A key factor in the fate of the left in the will be the attitude of the 120,000-plus new members who have joined the party since last year's contest.

Under new rules coming into effect this year, the seven- member section must also include three women for the first time, increasing the chances of Tony Blair loyalist Marjorie Mowlam, Labour's Northern Ireland spokeswomen, and Joyce Quin, a European affairs spokesman. A third woman, Dawn Primarolo, a former left-winger who now serves in the Shadow Treasury team, is also bidding to be elected to the committee for the first time.

Another contender, the soft-left Peter Hain, MP for Neath, will today re-open the debate about Labour's direction under Tony Blair by urging an end to Shadow Cabinet domination of the constituency section in an article in today's New Statesman and Society magazine.

Mr Hain tabled a motion at the 1988 conference to set up the National Policy Forum, which discusses policy drafted by frontbench teams before it is sent to the NEC and annual conference for approval. But critics of the NEC claim that it merely rubber stamps the Labour leadership's demands.

Mr Hain stressed yesterday that he was not joining the chorus of criticisms of Mr Blair over the past week. He said: "Tony Blair's first year as leader has been extraordinarily successful." But he added: "We now need to build upon this to ensure the involvement of all grassroots Labour activists in the campaign for victory."

Of the remaining sitting members, only Jack Straw, spokesman on home affairs, is viewed as remotely at risk of losing his place.

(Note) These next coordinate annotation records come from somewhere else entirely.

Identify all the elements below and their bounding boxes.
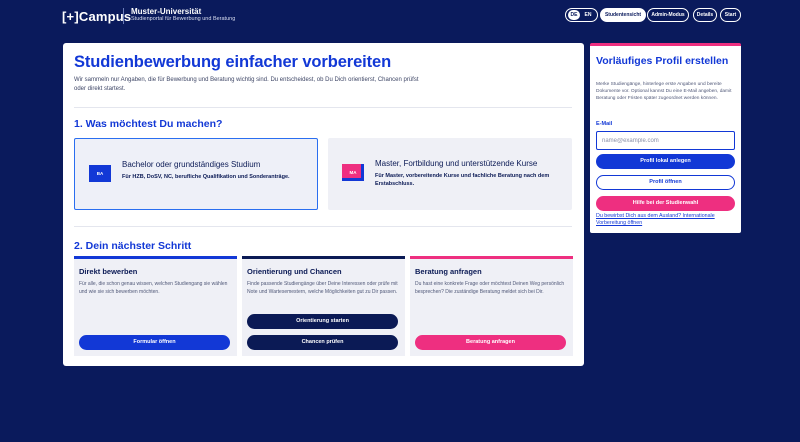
master-icon: MA (342, 164, 364, 181)
open-profile-button[interactable]: Profil öffnen (596, 175, 735, 190)
divider (74, 226, 572, 227)
nav-admin-mode-button[interactable]: Admin-Modus (647, 8, 689, 22)
step-title: Beratung anfragen (415, 267, 482, 276)
divider (74, 107, 572, 108)
create-profile-button[interactable]: Profil lokal anlegen (596, 154, 735, 169)
step-counseling: Beratung anfragen Du hast eine konkrete … (410, 256, 573, 356)
step-desc: Du hast eine konkrete Frage oder möchtes… (415, 281, 565, 295)
profile-desc: Merke Studiengänge, hinterlege erste Ang… (596, 82, 732, 101)
intro-text: Wir sammeln nur Angaben, die für Bewerbu… (74, 77, 419, 92)
choice-desc: Für HZB, DoSV, NC, berufliche Qualifikat… (122, 174, 290, 180)
nav-details-button[interactable]: Details (693, 8, 717, 22)
email-label: E-Mail (596, 121, 613, 127)
request-counseling-button[interactable]: Beratung anfragen (415, 335, 566, 350)
bachelor-icon: BA (89, 165, 111, 182)
main-card: Studienbewerbung einfacher vorbereiten W… (63, 43, 584, 366)
open-form-button[interactable]: Formular öffnen (79, 335, 230, 350)
lang-en-button[interactable]: EN (582, 10, 594, 20)
profile-title: Vorläufiges Profil erstellen (596, 55, 729, 67)
step-title: Direkt bewerben (79, 267, 138, 276)
choice-bachelor[interactable]: BA Bachelor oder grundständiges Studium … (74, 138, 318, 210)
study-choice-help-button[interactable]: Hilfe bei der Studienwahl (596, 196, 735, 211)
start-orientation-button[interactable]: Orientierung starten (247, 314, 398, 329)
top-bar: [+]Campus Muster-Universität Studienport… (0, 0, 800, 32)
profile-card: Vorläufiges Profil erstellen Merke Studi… (590, 43, 741, 233)
language-switch: DE EN (565, 8, 598, 22)
choice-title: Master, Fortbildung und unterstützende K… (375, 159, 538, 168)
choice-desc: Für Master, vorbereitende Kurse und fach… (375, 173, 550, 187)
lang-de-button[interactable]: DE (568, 10, 580, 20)
choice-master[interactable]: MA Master, Fortbildung und unterstützend… (328, 138, 572, 210)
check-chances-button[interactable]: Chancen prüfen (247, 335, 398, 350)
nav-start-button[interactable]: Start (720, 8, 741, 22)
section-title-next-step: 2. Dein nächster Schritt (74, 240, 192, 252)
step-desc: Finde passende Studiengänge über Deine I… (247, 281, 398, 295)
nav-student-view-button[interactable]: Studentensicht (600, 8, 646, 22)
section-title-what: 1. Was möchtest Du machen? (74, 118, 223, 130)
step-desc: Für alle, die schon genau wissen, welche… (79, 281, 228, 295)
international-link[interactable]: Du bewirbst Dich aus dem Ausland? Intern… (596, 213, 736, 227)
university-name: Muster-Universität (131, 7, 202, 16)
step-orientation: Orientierung und Chancen Finde passende … (242, 256, 405, 356)
step-title: Orientierung und Chancen (247, 267, 342, 276)
choice-title: Bachelor oder grundständiges Studium (122, 160, 261, 169)
step-apply-direct: Direkt bewerben Für alle, die schon gena… (74, 256, 237, 356)
header-divider (123, 8, 124, 24)
campus-logo[interactable]: [+]Campus (62, 9, 131, 24)
email-field[interactable] (596, 131, 735, 150)
portal-subtitle: Studienportal für Bewerbung und Beratung (131, 16, 236, 22)
logo-bracket: [+] (62, 9, 79, 24)
page-title: Studienbewerbung einfacher vorbereiten (74, 53, 392, 71)
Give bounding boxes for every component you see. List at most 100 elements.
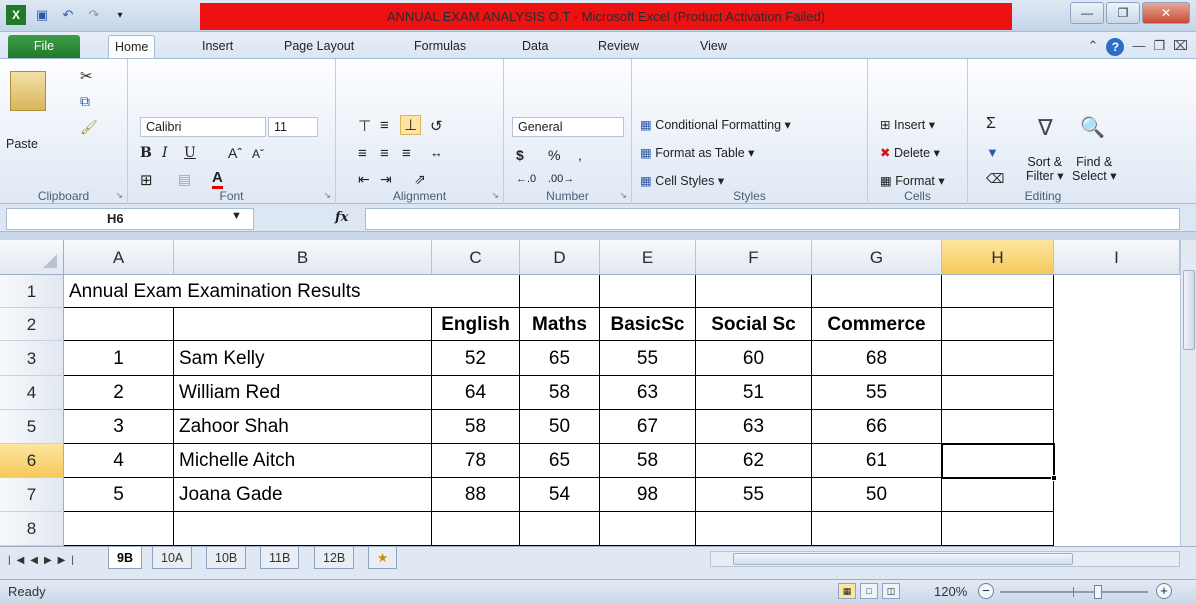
align-bottom-icon[interactable]: ⊥ xyxy=(400,115,422,135)
bold-icon[interactable]: B xyxy=(140,145,152,161)
paste-button[interactable]: Paste xyxy=(6,137,38,151)
tab-home[interactable]: Home xyxy=(108,35,156,58)
sheet-nav-buttons[interactable]: |◀◀▶▶| xyxy=(8,555,80,566)
row-header-3[interactable]: 3 xyxy=(0,341,64,376)
table-row-score[interactable]: 52 xyxy=(432,341,520,376)
increase-decimal-icon[interactable]: ←.0 xyxy=(516,173,536,185)
cell-g8[interactable] xyxy=(812,512,942,546)
table-row-name[interactable]: Michelle Aitch xyxy=(174,444,432,478)
zoom-slider[interactable] xyxy=(1000,585,1148,599)
column-header-e[interactable]: E xyxy=(600,240,696,275)
clear-icon[interactable]: ⌫ xyxy=(986,171,1004,187)
cell-c8[interactable] xyxy=(432,512,520,546)
cell-h7[interactable] xyxy=(942,478,1054,512)
find-select-button[interactable]: Find & Select ▾ xyxy=(1072,155,1117,183)
insert-sheet-icon[interactable]: ★ xyxy=(368,547,398,569)
cell-e8[interactable] xyxy=(600,512,696,546)
column-header-d[interactable]: D xyxy=(520,240,600,275)
percent-icon[interactable]: % xyxy=(548,147,560,163)
cell-h4[interactable] xyxy=(942,376,1054,410)
table-row-score[interactable]: 58 xyxy=(432,410,520,444)
cell-h2[interactable] xyxy=(942,308,1054,341)
table-row-score[interactable]: 64 xyxy=(432,376,520,410)
table-row-score[interactable]: 55 xyxy=(600,341,696,376)
cell-h5[interactable] xyxy=(942,410,1054,444)
row-header-5[interactable]: 5 xyxy=(0,410,64,444)
autosum-icon[interactable]: Σ xyxy=(986,115,996,133)
align-center-icon[interactable]: ≡ xyxy=(380,145,389,162)
tab-page-layout[interactable]: Page Layout xyxy=(278,35,360,58)
table-row-no[interactable]: 1 xyxy=(64,341,174,376)
sheet-tab-11b[interactable]: 11B xyxy=(260,547,300,569)
column-header-i[interactable]: I xyxy=(1054,240,1180,275)
table-row-score[interactable]: 66 xyxy=(812,410,942,444)
table-row-name[interactable]: Joana Gade xyxy=(174,478,432,512)
row-header-7[interactable]: 7 xyxy=(0,478,64,512)
insert-function-icon[interactable]: fx xyxy=(335,210,348,225)
delete-cells-button[interactable]: ✖ Delete ▾ xyxy=(880,145,940,160)
shrink-font-icon[interactable]: Aˇ xyxy=(252,147,264,161)
font-name-select[interactable]: Calibri xyxy=(140,117,266,137)
minimize-ribbon-icon[interactable]: ⌃ xyxy=(1087,38,1098,56)
horizontal-scrollbar[interactable] xyxy=(710,551,1180,567)
decrease-indent-icon[interactable]: ⇤ xyxy=(358,171,370,188)
zoom-slider-knob[interactable] xyxy=(1094,585,1102,599)
table-row-score[interactable]: 50 xyxy=(812,478,942,512)
table-row-name[interactable]: William Red xyxy=(174,376,432,410)
find-select-icon[interactable]: 🔍 xyxy=(1080,115,1105,140)
cell-g1[interactable] xyxy=(812,275,942,308)
customize-qat-icon[interactable]: ▾ xyxy=(110,5,130,25)
table-row-score[interactable]: 54 xyxy=(520,478,600,512)
normal-view-icon[interactable]: ▦ xyxy=(838,583,856,599)
number-launcher-icon[interactable]: ↘ xyxy=(619,190,627,201)
align-top-icon[interactable]: ⊤ xyxy=(358,117,371,135)
tab-review[interactable]: Review xyxy=(592,35,645,58)
comma-style-icon[interactable]: , xyxy=(578,147,582,163)
increase-indent-icon[interactable]: ⇥ xyxy=(380,171,392,188)
font-launcher-icon[interactable]: ↘ xyxy=(323,190,331,201)
name-box-dropdown-icon[interactable]: ▼ xyxy=(231,210,242,222)
table-row-score[interactable]: 63 xyxy=(600,376,696,410)
conditional-formatting-button[interactable]: ▦ Conditional Formatting ▾ xyxy=(640,117,791,132)
formula-input[interactable] xyxy=(365,208,1180,230)
table-row-no[interactable]: 4 xyxy=(64,444,174,478)
align-right-icon[interactable]: ≡ xyxy=(402,145,411,162)
borders-icon[interactable]: ⊞ xyxy=(140,171,153,189)
name-box[interactable]: H6 ▼ xyxy=(6,208,254,230)
undo-icon[interactable]: ↶ xyxy=(58,5,78,25)
table-row-score[interactable]: 58 xyxy=(600,444,696,478)
table-row-score[interactable]: 63 xyxy=(696,410,812,444)
page-layout-view-icon[interactable]: □ xyxy=(860,583,878,599)
column-header-f[interactable]: F xyxy=(696,240,812,275)
tab-data[interactable]: Data xyxy=(516,35,554,58)
active-cell-selection[interactable] xyxy=(941,443,1057,481)
cell-e1[interactable] xyxy=(600,275,696,308)
column-header-a[interactable]: A xyxy=(64,240,174,275)
table-row-score[interactable]: 78 xyxy=(432,444,520,478)
paste-icon[interactable] xyxy=(10,71,46,111)
sheet-tab-10a[interactable]: 10A xyxy=(152,547,193,569)
column-header-c[interactable]: C xyxy=(432,240,520,275)
page-break-view-icon[interactable]: ◫ xyxy=(882,583,900,599)
cell-a8[interactable] xyxy=(64,512,174,546)
horizontal-scroll-thumb[interactable] xyxy=(733,553,1073,565)
row-header-8[interactable]: 8 xyxy=(0,512,64,546)
table-row-score[interactable]: 68 xyxy=(812,341,942,376)
header-basicsc[interactable]: BasicSc xyxy=(600,308,696,341)
currency-icon[interactable]: $ xyxy=(516,147,524,163)
minimize-button[interactable]: — xyxy=(1070,2,1104,24)
table-row-no[interactable]: 2 xyxy=(64,376,174,410)
format-cells-button[interactable]: ▦ Format ▾ xyxy=(880,173,945,188)
vertical-scrollbar[interactable] xyxy=(1180,240,1196,546)
clipboard-launcher-icon[interactable]: ↘ xyxy=(115,190,123,201)
zoom-level[interactable]: 120% xyxy=(934,584,967,599)
close-workbook-icon[interactable]: ⌧ xyxy=(1173,38,1188,56)
wrap-text-icon[interactable]: ↺ xyxy=(430,117,443,135)
sheet-tab-9b[interactable]: 9B xyxy=(108,547,142,569)
cell-b2[interactable] xyxy=(174,308,432,341)
tab-file[interactable]: File xyxy=(8,35,80,58)
restore-button[interactable]: ❐ xyxy=(1106,2,1140,24)
sheet-tab-12b[interactable]: 12B xyxy=(314,547,355,569)
table-row-score[interactable]: 61 xyxy=(812,444,942,478)
fill-handle[interactable] xyxy=(1051,475,1057,481)
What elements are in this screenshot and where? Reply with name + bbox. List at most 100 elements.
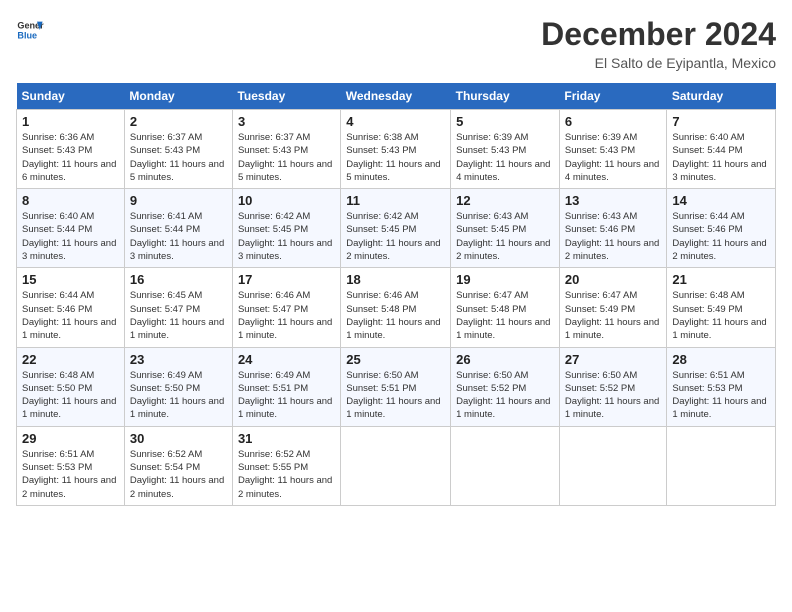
day-number: 24 bbox=[238, 352, 335, 367]
day-number: 12 bbox=[456, 193, 554, 208]
day-number: 3 bbox=[238, 114, 335, 129]
calendar-cell: 4 Sunrise: 6:38 AMSunset: 5:43 PMDaylight… bbox=[341, 110, 451, 189]
calendar-cell: 23 Sunrise: 6:49 AMSunset: 5:50 PMDayligh… bbox=[124, 347, 232, 426]
cell-info: Sunrise: 6:51 AMSunset: 5:53 PMDaylight:… bbox=[672, 369, 770, 422]
cell-info: Sunrise: 6:50 AMSunset: 5:52 PMDaylight:… bbox=[565, 369, 661, 422]
week-row-3: 15 Sunrise: 6:44 AMSunset: 5:46 PMDayligh… bbox=[17, 268, 776, 347]
calendar-cell: 9 Sunrise: 6:41 AMSunset: 5:44 PMDaylight… bbox=[124, 189, 232, 268]
day-number: 8 bbox=[22, 193, 119, 208]
day-number: 31 bbox=[238, 431, 335, 446]
week-row-1: 1 Sunrise: 6:36 AMSunset: 5:43 PMDaylight… bbox=[17, 110, 776, 189]
day-header-monday: Monday bbox=[124, 83, 232, 110]
week-row-4: 22Sunrise: 6:48 AMSunset: 5:50 PMDayligh… bbox=[17, 347, 776, 426]
logo: General Blue bbox=[16, 16, 44, 44]
day-number: 11 bbox=[346, 193, 445, 208]
cell-info: Sunrise: 6:47 AMSunset: 5:48 PMDaylight:… bbox=[456, 289, 554, 342]
calendar-cell: 25 Sunrise: 6:50 AMSunset: 5:51 PMDayligh… bbox=[341, 347, 451, 426]
day-number: 2 bbox=[130, 114, 227, 129]
day-number: 18 bbox=[346, 272, 445, 287]
cell-info: Sunrise: 6:38 AMSunset: 5:43 PMDaylight:… bbox=[346, 131, 445, 184]
logo-icon: General Blue bbox=[16, 16, 44, 44]
calendar-cell: 28 Sunrise: 6:51 AMSunset: 5:53 PMDayligh… bbox=[667, 347, 776, 426]
day-number: 10 bbox=[238, 193, 335, 208]
calendar-cell: 31 Sunrise: 6:52 AMSunset: 5:55 PMDayligh… bbox=[232, 426, 340, 505]
calendar-cell: 19 Sunrise: 6:47 AMSunset: 5:48 PMDayligh… bbox=[451, 268, 560, 347]
cell-info: Sunrise: 6:44 AMSunset: 5:46 PMDaylight:… bbox=[672, 210, 770, 263]
cell-info: Sunrise: 6:48 AMSunset: 5:49 PMDaylight:… bbox=[672, 289, 770, 342]
day-header-wednesday: Wednesday bbox=[341, 83, 451, 110]
calendar-cell: 14 Sunrise: 6:44 AMSunset: 5:46 PMDayligh… bbox=[667, 189, 776, 268]
calendar-cell: 11 Sunrise: 6:42 AMSunset: 5:45 PMDayligh… bbox=[341, 189, 451, 268]
cell-info: Sunrise: 6:40 AMSunset: 5:44 PMDaylight:… bbox=[672, 131, 770, 184]
cell-info: Sunrise: 6:49 AMSunset: 5:51 PMDaylight:… bbox=[238, 369, 335, 422]
calendar-cell: 13Sunrise: 6:43 AMSunset: 5:46 PMDayligh… bbox=[559, 189, 666, 268]
day-header-sunday: Sunday bbox=[17, 83, 125, 110]
cell-info: Sunrise: 6:51 AMSunset: 5:53 PMDaylight:… bbox=[22, 448, 119, 501]
cell-info: Sunrise: 6:39 AMSunset: 5:43 PMDaylight:… bbox=[456, 131, 554, 184]
calendar-cell: 6Sunrise: 6:39 AMSunset: 5:43 PMDaylight… bbox=[559, 110, 666, 189]
day-number: 26 bbox=[456, 352, 554, 367]
calendar-cell: 18 Sunrise: 6:46 AMSunset: 5:48 PMDayligh… bbox=[341, 268, 451, 347]
calendar-cell: 7 Sunrise: 6:40 AMSunset: 5:44 PMDaylight… bbox=[667, 110, 776, 189]
cell-info: Sunrise: 6:52 AMSunset: 5:55 PMDaylight:… bbox=[238, 448, 335, 501]
calendar-cell bbox=[451, 426, 560, 505]
cell-info: Sunrise: 6:52 AMSunset: 5:54 PMDaylight:… bbox=[130, 448, 227, 501]
cell-info: Sunrise: 6:46 AMSunset: 5:48 PMDaylight:… bbox=[346, 289, 445, 342]
cell-info: Sunrise: 6:44 AMSunset: 5:46 PMDaylight:… bbox=[22, 289, 119, 342]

The Labour First network of several hundred constituency-based activists from the right and centre will be at the forefront of a campaign to rid the executive of its left-wingers - and to influence the outcome of two parallel elections for the National Constitutional Committee and the Conference Arrangements Committee. The former is the means by which the party disciplines members and local parties who fall out of line, while the latter plays a crucial role in the handling of debates and decision-making at the party conference.